Ghost of Gotham storms - Part 2
(Part 1)
An ancient legend
Tim was the first to take the mystery seriously. He always did. For him, puzzles were lifeblood.
He spent hours digging through the Gotham Gazette archives, old case files, even message boards from decades past. Patterns emerged: rumors of a “figure” seen on rooftops during storms, stories whispered by night-shift cops and insomniacs who swore Gotham had a guardian other than the Bat.
Tim: “Look at this. Reports from 1978, 1989, 1996—all describing the same thing. A tall man, broad frame, standing still in the rain. Never engaging. Just watching.” Bruce: “Coincidence.” Tim: “Coincidence doesn’t show up in three different decades.”
He pushed the papers across the desk, some yellowed and fragile, others printed from digital scans. Each carried the same eerie description: a shadow on the rooftops, not fleeing, not fighting. Simply present.

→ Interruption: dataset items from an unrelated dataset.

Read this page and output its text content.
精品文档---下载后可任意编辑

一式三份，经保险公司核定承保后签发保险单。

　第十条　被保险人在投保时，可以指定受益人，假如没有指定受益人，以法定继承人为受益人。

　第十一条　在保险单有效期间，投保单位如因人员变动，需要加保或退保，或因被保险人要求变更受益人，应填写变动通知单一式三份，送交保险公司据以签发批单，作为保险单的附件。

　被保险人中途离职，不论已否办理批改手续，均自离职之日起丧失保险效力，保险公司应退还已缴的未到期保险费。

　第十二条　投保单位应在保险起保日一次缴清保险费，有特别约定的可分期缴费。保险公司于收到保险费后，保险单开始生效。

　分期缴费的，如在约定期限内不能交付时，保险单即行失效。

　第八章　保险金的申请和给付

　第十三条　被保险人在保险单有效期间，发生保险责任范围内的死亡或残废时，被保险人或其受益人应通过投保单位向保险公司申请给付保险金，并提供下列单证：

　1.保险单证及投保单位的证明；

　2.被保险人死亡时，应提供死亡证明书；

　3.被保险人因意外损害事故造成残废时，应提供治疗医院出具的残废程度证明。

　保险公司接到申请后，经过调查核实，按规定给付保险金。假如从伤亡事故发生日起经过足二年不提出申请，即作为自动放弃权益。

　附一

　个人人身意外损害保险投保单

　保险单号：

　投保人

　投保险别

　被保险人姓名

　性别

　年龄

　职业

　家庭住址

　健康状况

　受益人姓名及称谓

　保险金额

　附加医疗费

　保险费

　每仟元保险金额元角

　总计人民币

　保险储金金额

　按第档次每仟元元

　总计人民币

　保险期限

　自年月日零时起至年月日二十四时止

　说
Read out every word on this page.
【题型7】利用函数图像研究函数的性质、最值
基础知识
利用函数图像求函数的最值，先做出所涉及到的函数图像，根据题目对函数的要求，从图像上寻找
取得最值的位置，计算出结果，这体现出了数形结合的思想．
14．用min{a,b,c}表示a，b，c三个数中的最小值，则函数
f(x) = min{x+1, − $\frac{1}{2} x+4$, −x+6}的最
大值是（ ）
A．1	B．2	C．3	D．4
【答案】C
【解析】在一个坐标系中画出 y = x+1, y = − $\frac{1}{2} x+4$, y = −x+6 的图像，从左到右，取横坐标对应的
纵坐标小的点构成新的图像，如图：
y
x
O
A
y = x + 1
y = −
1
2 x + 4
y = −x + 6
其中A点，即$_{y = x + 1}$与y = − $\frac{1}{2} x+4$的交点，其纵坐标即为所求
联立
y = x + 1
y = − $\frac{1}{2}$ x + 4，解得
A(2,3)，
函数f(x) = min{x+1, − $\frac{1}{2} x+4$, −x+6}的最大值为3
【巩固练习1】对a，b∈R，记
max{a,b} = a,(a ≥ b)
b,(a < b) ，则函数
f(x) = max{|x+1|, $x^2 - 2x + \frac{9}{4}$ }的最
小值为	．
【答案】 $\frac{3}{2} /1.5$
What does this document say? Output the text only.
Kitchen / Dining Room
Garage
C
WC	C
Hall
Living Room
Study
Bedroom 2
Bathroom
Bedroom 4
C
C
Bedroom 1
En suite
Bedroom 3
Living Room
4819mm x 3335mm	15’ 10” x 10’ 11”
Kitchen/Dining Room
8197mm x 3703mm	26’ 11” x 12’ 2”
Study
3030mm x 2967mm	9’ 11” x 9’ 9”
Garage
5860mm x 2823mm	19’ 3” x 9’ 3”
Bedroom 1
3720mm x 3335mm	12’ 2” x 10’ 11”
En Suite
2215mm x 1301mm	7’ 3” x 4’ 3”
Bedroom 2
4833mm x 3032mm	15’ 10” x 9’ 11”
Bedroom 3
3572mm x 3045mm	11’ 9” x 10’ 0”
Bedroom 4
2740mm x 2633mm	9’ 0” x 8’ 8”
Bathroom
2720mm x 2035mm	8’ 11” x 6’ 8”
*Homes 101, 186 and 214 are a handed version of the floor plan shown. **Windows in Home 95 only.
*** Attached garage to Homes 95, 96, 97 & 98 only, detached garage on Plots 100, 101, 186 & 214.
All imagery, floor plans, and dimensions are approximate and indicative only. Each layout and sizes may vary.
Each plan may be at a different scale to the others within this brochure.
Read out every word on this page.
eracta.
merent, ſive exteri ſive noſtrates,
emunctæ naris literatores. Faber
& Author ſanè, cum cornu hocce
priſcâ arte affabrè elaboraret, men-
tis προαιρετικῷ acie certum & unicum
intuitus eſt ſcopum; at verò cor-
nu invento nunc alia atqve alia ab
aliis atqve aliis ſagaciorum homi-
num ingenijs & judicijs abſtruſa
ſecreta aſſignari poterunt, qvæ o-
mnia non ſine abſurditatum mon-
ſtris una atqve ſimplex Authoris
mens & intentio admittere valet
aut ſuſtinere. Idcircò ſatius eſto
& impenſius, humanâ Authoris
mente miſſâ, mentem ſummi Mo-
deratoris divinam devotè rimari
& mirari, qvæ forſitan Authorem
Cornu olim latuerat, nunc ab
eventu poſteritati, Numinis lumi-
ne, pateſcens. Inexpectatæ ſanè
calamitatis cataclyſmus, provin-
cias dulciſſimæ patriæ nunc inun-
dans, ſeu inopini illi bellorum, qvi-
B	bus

Tim: “Urban legends don’t usually line up this neatly.” Bruce: “It isn’t a legend. Someone—or something—wants to be seen.”
There was no flicker of fear in Bruce’s voice, only the steady calculation of a man assembling a puzzle. But under the surface, a thread of unease tugged at him. He didn’t believe in ghosts. He couldn’t afford to. Still, he replayed the grainy footage in his mind: the way the figure stood in the storm, utterly calm, as if it knew Batman would be watching.
Tim closed the last folder, eyes sharp. Tim: “Whatever it is, it’s waiting for you.”
And Bruce, though he said nothing, knew Tim was right.